Анжольрас подумал немного и вскинул голову с видом человека, который принял решение:

— Грантер! — сказал он значительно, — Я согласен испытать тебя. Отправляйся к Менской заставе.

Грантер жил в меблированных комнатах рядом с кафе «Мюзен». Он ушел н вернулся через пять минут. Он побывал дома, чтобы надеть жилет во вкусе эпохи Робеспьера.

— Красный, — сказал он, входя и пристально глядя на Анжольраса.

Энергичным жестом он прижал обе руки к пунцовым отворотам жилета.

Подойдя к Анжольрасу, он шепнул ему на ухо:

— Не беспокойся.

Затем решительно нахлобучил шляпу и удалился. Четверть часа спустя дальняя комната в кафе «Мюзен» была пуста. Все Друзья азбуки разошлись по своим делам. Анжольрас, взявший на себя Кугурду, вышел последним.

Члены Кугурды из Экса, находившиеся в Париже, собирались тогда в долине Исси, в одной из заброшенных каменоломен, многочисленных по эту сторону Сены.

Анжольрас, шагая к месту встречи, обдумывал положение вещей. Серьезность того, что происходило, была очевидна. Когда события, предвестники некоей скрытой общественной болезни, развиваются медленно, малейшее осложнение останавливает их и запутывает.
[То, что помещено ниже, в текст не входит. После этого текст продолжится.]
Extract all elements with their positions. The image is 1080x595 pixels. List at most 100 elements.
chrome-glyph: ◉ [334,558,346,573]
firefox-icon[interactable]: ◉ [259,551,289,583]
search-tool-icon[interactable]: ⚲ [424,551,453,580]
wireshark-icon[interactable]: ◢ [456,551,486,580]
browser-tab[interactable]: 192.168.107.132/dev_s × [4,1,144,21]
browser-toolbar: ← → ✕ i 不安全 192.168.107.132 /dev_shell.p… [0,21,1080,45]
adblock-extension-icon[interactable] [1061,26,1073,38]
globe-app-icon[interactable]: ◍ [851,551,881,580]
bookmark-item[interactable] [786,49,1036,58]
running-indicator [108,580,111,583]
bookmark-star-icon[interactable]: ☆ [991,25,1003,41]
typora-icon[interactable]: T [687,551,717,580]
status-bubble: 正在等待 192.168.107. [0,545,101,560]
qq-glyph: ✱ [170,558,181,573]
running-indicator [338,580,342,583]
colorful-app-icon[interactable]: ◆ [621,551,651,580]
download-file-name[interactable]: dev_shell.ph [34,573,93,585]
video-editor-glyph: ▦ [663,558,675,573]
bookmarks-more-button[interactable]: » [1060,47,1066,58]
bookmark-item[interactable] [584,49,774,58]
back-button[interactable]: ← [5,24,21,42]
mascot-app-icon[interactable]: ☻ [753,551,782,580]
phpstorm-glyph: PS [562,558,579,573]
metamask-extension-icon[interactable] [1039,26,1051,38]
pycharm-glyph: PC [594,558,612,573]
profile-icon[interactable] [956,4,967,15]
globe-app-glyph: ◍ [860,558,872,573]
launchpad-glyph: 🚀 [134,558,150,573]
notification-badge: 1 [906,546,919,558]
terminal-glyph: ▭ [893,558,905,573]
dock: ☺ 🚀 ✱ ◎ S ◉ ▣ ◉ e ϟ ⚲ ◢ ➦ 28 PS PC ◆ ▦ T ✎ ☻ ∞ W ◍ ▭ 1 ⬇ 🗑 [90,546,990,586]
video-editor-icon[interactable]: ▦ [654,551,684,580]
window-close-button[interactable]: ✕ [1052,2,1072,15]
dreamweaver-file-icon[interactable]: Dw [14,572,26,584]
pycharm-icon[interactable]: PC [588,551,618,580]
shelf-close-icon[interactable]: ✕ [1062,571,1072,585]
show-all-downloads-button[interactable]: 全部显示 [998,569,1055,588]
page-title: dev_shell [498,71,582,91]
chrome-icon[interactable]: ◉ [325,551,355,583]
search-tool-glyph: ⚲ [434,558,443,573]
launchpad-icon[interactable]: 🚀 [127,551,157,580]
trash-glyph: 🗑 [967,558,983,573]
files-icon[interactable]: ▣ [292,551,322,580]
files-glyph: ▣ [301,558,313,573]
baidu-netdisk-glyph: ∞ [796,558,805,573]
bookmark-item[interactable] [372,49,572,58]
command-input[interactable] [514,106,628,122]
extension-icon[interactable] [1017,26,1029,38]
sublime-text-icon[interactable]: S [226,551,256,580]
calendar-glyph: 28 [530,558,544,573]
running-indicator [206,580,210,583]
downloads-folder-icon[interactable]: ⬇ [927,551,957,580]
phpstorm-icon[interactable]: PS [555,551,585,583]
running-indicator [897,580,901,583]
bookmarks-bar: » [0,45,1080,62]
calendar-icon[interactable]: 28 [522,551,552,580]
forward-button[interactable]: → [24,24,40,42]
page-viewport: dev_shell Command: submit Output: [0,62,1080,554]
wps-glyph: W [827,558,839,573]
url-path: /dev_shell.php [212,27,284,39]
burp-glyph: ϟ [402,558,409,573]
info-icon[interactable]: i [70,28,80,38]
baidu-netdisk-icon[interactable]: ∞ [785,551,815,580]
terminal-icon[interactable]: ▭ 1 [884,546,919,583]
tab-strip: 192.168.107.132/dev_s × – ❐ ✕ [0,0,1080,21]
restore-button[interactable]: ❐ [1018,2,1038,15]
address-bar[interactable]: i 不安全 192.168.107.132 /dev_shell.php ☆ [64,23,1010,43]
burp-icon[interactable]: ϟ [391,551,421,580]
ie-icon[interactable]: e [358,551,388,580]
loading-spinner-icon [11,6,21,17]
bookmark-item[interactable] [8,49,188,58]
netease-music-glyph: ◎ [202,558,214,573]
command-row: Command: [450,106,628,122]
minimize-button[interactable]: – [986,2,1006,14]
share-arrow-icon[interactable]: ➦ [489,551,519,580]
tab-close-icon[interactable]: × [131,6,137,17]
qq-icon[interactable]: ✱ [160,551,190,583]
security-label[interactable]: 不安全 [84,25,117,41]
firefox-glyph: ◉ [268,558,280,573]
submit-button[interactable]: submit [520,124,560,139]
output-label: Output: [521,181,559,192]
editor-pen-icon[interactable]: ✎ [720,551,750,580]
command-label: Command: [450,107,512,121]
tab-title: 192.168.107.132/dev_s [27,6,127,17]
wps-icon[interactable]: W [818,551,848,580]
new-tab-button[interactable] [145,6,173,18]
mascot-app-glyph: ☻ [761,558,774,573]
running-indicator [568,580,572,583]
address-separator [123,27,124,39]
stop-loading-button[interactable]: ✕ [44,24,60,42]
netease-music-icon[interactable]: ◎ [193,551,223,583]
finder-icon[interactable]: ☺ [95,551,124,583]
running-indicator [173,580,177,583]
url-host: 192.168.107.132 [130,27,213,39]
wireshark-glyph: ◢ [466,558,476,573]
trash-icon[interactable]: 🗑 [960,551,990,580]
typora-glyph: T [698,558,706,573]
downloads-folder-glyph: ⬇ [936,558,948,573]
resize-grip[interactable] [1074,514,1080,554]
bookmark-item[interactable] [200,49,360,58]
Вот где причина развала и возрождения. Анжольрас прозревал блистательное восстание под темным покровом будущего. Кто знает? Быть может, эта минута приближается. Народ, снова завоевывающий свои права! Какое прекрасное зрелище! Революция снова величественно завладевает Францией, вещая миру: «Продолжение завтра». Анжольрас был доволен. Горнило дышало жаром. За Анжольрасом тянулась длинная пороховая дорожка — его друзья, рассеянные по всему Парижу. Мысленно он соединял философское проникновенное красноречие Комбефера с восторженностью Фейи — этого гражданина мира, с пылом Курфейрака, смехом Баореля, грустью Жана Прувера, ученостью Жоли, сарказмами Боссюэ, — все вместе производило что-то вроде потрескивания, всюду и одновременно сопровождающееся электрическими искрами. Все за работой. Результат, без сомнения, будет достоин затраченных усилий. Это хорошо. И тут он вспомнил о Грантере. «Собственно говоря, Менская застава мне почти по дороге, — сказал он себе. — Не пойти ли мне к Ришфе? Посмотрим, что делает Грантер и чего он успел добиться».

На колокольне Вожирар пробило час, когда Анжольрас добрался до курильни Ришфе. Он с такой силой распахнул дверь, что она хлопнула его по спине, скрестил руки и окинул взглядом залу, заполненную столами, людьми и табачным дымом.

Чей-то голос грохотал в этом тумане, нетерпеливо прерываемый другими. То был Грантер, споривший со своим противником.

Грантер сидел с кем-то за столиком из крапчатого мрамора, посыпанным отрубями и усеянным созвездиями костяшек домино. Он стучал кулаком по этому мрамору. Вот что услышал Анжольрас:

— Два раза шесть.

— Четверка.

— Свинья! У меня таких нет.

— Ты пропал. Двойка.

— Шесть.

— Три.

— Очко!

— Мне ходить.

— Четыре очка.

— Неважно.

— Тебе ходить.

— Я здорово промазал.

— Ты пошел правильно.

— Пятнадцать.

— И еще семь.

— Теперь у меня двадцать два. (Задумчиво.) Двадцать два!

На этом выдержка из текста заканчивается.